Our study has several limitations, primarily due to its retrospective nature. First, this registry included several episodes of treatments from the same patients who received different agents. Second, the registry collected names of coexisting diseases, but the severity of each disease was not recorded. Therefore, although this study included factors related to some comorbidities, namely, the coexistence of chronic lung diseases and serum titres of creatinine, there may be other comorbidities confounding the outcomes such as hepatic disorders and neurological disorders. In addition, our data does not include non-inflammatory symptoms such as fibromyalgia, which are included as a major criterion of the EULAR definition [3] as well as a point to consider in the management of D2T RA [4]. The number of past fractures was also small, suggesting our data about comorbidities was insufficient. From this limitation, even though multiple regression and IPTW were used, bias was not removed entirely. Third, some treatment options such as rituximab were not included in our study because they have not been approved as an RA treatment in Japan. In addition, due to the longer history of TNFi compared to other drugs, most of the D2T RA cases were former TNFi users, which may skew the effectiveness of TNFis to the D2T RA cases.
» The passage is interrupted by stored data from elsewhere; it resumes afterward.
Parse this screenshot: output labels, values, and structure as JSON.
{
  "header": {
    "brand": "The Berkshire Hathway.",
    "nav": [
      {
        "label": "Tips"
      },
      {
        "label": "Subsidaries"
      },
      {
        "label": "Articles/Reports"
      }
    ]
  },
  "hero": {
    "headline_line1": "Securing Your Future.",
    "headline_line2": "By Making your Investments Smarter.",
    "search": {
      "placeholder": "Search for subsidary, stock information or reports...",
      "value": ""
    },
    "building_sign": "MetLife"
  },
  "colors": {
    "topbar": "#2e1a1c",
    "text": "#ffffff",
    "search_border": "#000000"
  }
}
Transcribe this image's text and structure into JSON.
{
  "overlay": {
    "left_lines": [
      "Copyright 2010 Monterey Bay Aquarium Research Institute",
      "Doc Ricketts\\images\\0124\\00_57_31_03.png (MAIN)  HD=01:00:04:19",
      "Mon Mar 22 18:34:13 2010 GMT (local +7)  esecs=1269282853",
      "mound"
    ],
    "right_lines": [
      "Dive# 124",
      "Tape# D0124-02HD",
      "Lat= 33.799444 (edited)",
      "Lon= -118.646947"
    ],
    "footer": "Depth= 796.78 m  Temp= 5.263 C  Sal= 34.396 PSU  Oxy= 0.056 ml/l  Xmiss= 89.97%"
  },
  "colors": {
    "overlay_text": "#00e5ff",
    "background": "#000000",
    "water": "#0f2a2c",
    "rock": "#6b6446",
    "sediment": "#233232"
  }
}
However, even with these limitations, our study is important in that it provides an important evidence for optimal treatment for D2T RA and vD2T RA patients.

Conclusions

This study suggests the effectiveness of JAKi for a subgroup of D2T RA and vD2T RA patients, especially when the patients were not treated with glucocorticoid or MTX. Further research is required to elucidate the molecular mechanism of refractoriness and effectiveness of each b/tsDMARD among D2T RA patients.